Ermeni asıllı Türk vatandaşı, Torkom Istepanyan şu söylemleri yapmıştır (Atalar, 2003:312):

“Ancak bilinen bir gerçek varsa, o da bizim yüzyıllardan beri Türklerle kardeşçe yaşamamızdır. Örf ve adetler bakımından birbirimize öyle kaynaşmışız ki, adeta tek topluluk olmuşuz. Dünya kamuoyu önünde memnuniyetle ifade edebiliriz ki, bu gerçek en güzel ifadesini asırlara dayanan Türk-Ermeni kardeşliğinde bulmuştur. Bu kardeşliğin başlangıcı XI. yüzyıl ortalarına dayanır. 1064 yılında Pakraduni Ermeni Krallığına Bizanslılar tarafından son verilince, Bizans zulmüne dayanamayan Ermeniler can ve mallarım güvence altına almak amacıyla Eğin taraflarına gelip, Türklerin himayesine sığındılar.

Bu devre onlar için huzur oldu. Vatanlarına sımsıkı bağlandılar. Türkler tarafından bunlardan bazılarına Amiral ünvanı verildi. Böylece ilk Türk-Ermeni dostluğunun temeli atılmış oldu. Bu kardeşliğin en güzel kanıtı da bugün dünyanın dört bucağına serpilmiş olan Ermeni toplumunun günümüze dek varlığını sürdüren Türkçe kökenli soyadlarıdır. Örneğin, dünya Ermenilerinin Ruhani Reisi Gatogigos Muhterem Vazgen’in soyadı Balcıyan'dır (Romanya doğumlu olduğu halde).

Çıkarlarını Türk-Ermeni dostluğuna gölge düşürmekte arayan ortak düşmanlarımızın art düşünceli politikacıları ne yazık ki, bu kardeş toplulukları birbirine kırdırma siyasetini gerçekleştirmiştir. Kol kola yürüyen, omuz omuza haysiyet mücadelesi yapan imparatorluğun evlatları, birbirine hançer çekmiştir. Her iki tarafın liyakatsiz önderlerinin müşterek düşmanlarımızın ülkemizde sergiledikleri oyunlara alet oluşu ne yazık ki, her iki tarafı da telafisi imkansız zararlara sokmuştur. Üzülerek belirtmek isterim ki, bugün de yurdumuzda aynı oyun başkaları için oynanmaktadır. Türk ulusu ve onun yanı sıra ‘Türkiye bölünmez bir bütündür’ diyen Atatürk’ümüzün ilkeleri doğrultusunda kenetlenmiş olan kahraman Türk Silahlı Kuvvetleri, oynanmak istenen bu oyunları bozacak kuvvet ve kudrettedir.

Bu yazım nedeniyle bazı kimseler belki beni ‘satılmakla’ suçlayacaklardır. Şunu kesinlikle bilsinler ki, damarlarımda en az kendileri kadar Ermeni kanı mevcuttur.
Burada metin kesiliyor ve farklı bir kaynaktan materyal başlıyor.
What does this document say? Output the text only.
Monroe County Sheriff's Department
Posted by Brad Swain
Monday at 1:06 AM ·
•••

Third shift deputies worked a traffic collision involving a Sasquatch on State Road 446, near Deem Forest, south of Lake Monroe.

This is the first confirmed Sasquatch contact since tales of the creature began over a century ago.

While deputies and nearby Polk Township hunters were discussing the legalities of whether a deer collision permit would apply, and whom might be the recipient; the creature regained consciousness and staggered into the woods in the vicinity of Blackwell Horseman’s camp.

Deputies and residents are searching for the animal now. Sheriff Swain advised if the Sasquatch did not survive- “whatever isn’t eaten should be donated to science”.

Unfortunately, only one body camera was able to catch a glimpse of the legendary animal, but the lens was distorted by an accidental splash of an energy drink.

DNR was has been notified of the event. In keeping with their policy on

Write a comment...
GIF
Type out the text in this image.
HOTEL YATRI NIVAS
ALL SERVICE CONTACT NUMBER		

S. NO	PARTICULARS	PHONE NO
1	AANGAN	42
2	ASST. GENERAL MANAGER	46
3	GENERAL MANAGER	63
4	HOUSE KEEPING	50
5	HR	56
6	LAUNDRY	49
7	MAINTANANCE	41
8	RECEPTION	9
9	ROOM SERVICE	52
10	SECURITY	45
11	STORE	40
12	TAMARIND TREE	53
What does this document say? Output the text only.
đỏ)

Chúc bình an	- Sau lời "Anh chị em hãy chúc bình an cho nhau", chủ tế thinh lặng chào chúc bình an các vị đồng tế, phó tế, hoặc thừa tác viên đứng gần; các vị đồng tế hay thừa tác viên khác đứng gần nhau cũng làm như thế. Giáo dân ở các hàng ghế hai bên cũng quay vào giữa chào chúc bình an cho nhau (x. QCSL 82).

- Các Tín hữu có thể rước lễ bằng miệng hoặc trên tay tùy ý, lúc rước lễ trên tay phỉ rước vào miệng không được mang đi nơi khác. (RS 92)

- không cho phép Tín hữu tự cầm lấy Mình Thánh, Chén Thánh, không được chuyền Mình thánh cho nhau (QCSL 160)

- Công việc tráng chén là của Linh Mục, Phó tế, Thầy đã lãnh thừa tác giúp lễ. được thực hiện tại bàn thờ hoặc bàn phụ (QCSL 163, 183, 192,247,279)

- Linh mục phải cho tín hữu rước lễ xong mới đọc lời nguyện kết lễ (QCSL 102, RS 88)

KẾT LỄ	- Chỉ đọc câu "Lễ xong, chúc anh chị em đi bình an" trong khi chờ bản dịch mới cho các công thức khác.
Bu kanım da o kadar temiz kalmış ki, beni gerçekçi yapmıştır. O gerçek içindir ki, bizler burada kilise ve okullarımızla her türlü manasız kinlerden uzak tam bir özgürlük ortamında yaşantımızı sürdürmekteyiz.”

Bu bahsedilenler ve daha bir çok yazılı ve sözlü örneğin ışığında, Türklerin Ermenilere gösterdiği anlayışın büyüklüğünü ispatladığı kadar, Ermenilerin mevcut durumlarından ortaya çıkan zayıflıklarının sonucu olan tarihi nasıl çarpıtıp çıkarlarına göre yazma çabasında olduklarına delil olarak gösterilebilir.